Ferraiuolo is the second University of Windsor student in Porter’s lab to receive a CBCF grant. The funding is enough to cover her basic expenses so she does not have to work as a graduate assistant, essentially freeing up 10 more hours each week for her to spend in the lab and concentrate on her research. “It gives you more of an academic role in the graduate school,” she said.

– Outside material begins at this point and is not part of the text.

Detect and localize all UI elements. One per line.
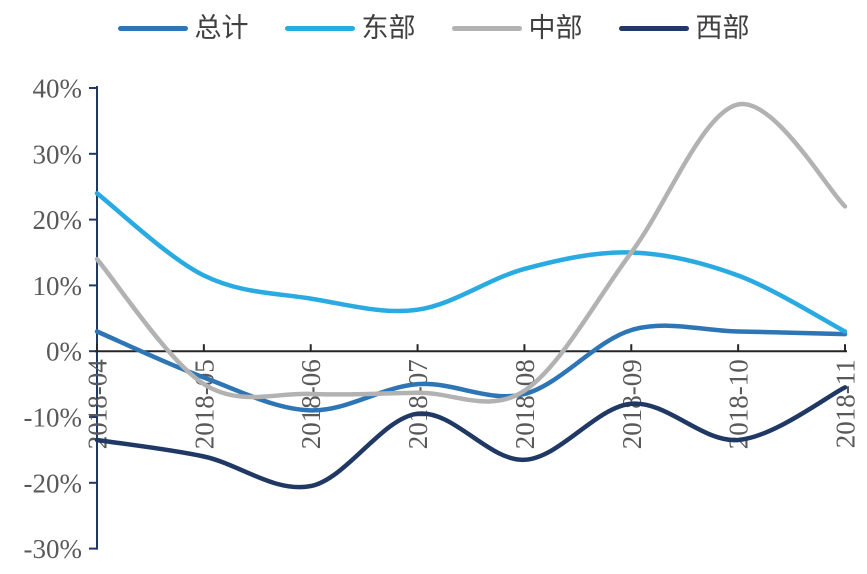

“This fellowship is a tremendous advantage for the research in the lab,” Porter said. “Now (Ferraiuolo) will be able to just pour herself into her research.”
Ferraiuolo’s work is worth paying attention to because it looks at the mechanisms that could cause drug resistance, Porter said, and also because part of that research has already gone to clinical trial.
Ferraiuolo said she did not expect to receive the grant because she had already applied twice before and been turned down. In fact, she said, the email with the offer from CBCF went to her junk mail folder so she didn’t find out the news until Porter called her.
“I just started screaming in the lab,” Ferraiuolo said. “It was pure excitement and happiness.”
The fellowship is a real confidence boost, she said, and she’s grateful to the CBCF for recognizing the research and showing it is relevant to the public. The foundation is the largest funder of breast cancer research in the country, most notably by raising funds through its annual Run for the Cure.
“Breast cancer remains the most common cancer in Canadian women over the age of 20, and with one in nine women diagnosed with breast cancer in her lifetime, we know there is still much more we can do to prevent and treat breast cancer,” Sandra Palmaro, CEO of the Ontario branch of the CBCF, said in a statement Wednesday.
Ferraiuolo came to breast cancer research right around the time a close family friend was diagnosed with the disease, so her connection to the work is personal.
“I couldn’t do anything for her directly, so I figured the research would be helpful – if not for her, then for someone else down the road,” Ferraiuolo said, adding that she has also lost relatives to breast cancer.
“Everybody in my lab, other labs out there – what they’re doing is important.”